Shortly thereafter, Lattimore came to Uniform Recording to work on her 2012 solo album, The Withdrawing Room.

“She’s pretty open to collaborations and had wanted me to help with processing and tweaking out what she was playing as she was playing,” Zeigler says. “I had stuff set up for that and I also had a synth set up. She asked if I wanted to play on a piece and I was like, ‘Alright. Let’s try it.’ We improvised for a half hour or so.”

That initial exploratory jam would end up becoming the first half of The Withdrawing Room.

“I completely trust Jeff’s musical aesthetic and ears and didn’t want my harp record to be too same-y,” Lattimore says. “I trusted that Jeff would add something interesting texturally to enhance the piece.”

Following those sessions, the duo began playing shows together.

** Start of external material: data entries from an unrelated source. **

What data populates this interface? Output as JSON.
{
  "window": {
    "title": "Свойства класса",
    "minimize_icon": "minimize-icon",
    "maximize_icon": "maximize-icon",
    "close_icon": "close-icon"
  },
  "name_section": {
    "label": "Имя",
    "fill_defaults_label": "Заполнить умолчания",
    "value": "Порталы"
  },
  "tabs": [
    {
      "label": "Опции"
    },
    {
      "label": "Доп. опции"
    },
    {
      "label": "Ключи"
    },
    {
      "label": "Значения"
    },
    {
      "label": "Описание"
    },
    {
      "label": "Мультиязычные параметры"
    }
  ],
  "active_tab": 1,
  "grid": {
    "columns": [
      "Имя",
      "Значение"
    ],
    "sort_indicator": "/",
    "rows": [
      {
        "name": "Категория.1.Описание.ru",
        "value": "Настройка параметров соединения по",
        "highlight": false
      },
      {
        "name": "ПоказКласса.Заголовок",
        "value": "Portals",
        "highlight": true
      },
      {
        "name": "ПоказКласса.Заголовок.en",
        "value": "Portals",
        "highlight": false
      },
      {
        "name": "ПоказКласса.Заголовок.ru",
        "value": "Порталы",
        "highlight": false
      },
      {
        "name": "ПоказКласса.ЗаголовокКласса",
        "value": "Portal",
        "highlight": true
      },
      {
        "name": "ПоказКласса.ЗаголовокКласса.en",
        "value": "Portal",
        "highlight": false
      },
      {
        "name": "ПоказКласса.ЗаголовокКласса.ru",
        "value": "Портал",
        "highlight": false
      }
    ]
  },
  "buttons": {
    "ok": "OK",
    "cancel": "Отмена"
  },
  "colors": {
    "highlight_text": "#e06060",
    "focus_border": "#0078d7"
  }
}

“After the solo record, I wanted to keep playing music with Jeff, so we started playing improvised shows,” Lattimore continues. “It was natural to make a record after that, so we recorded some ideas in early 2014.”

With everything going on – a full recording schedule and a new album out, Zeigler sounds like a guy in need of a vacation. He recently traveled to Amsterdam but that was for a few weeks of recording. He’s now planning a more proper European vacation.

At some point, a solo album will see the light of day, Zeigler says. He describes it as coming from the world of “early New Order” and influenced by Krautrock. The album will include contributions from former Arc in Round bandmates Mikele Edwards and Matt Ricchini, as well as drumming from Chris Ward of Pattern is Movement. Zeigler anticipates having a band together by spring for live shows.

Looking even further down the road, Zeigler also has plans to pursue a hip-hop-based beat project.

“Part of me feels like I’ll just end up doing that for the rest of my life,” he says with a laugh. “It’s so fucking fun.”

For someone, who has spent so many years behind the scenes of much of the city’s most celebrated music, it just might be time for Jeff Zeigler to step out and spend a little time in the spotlight himself.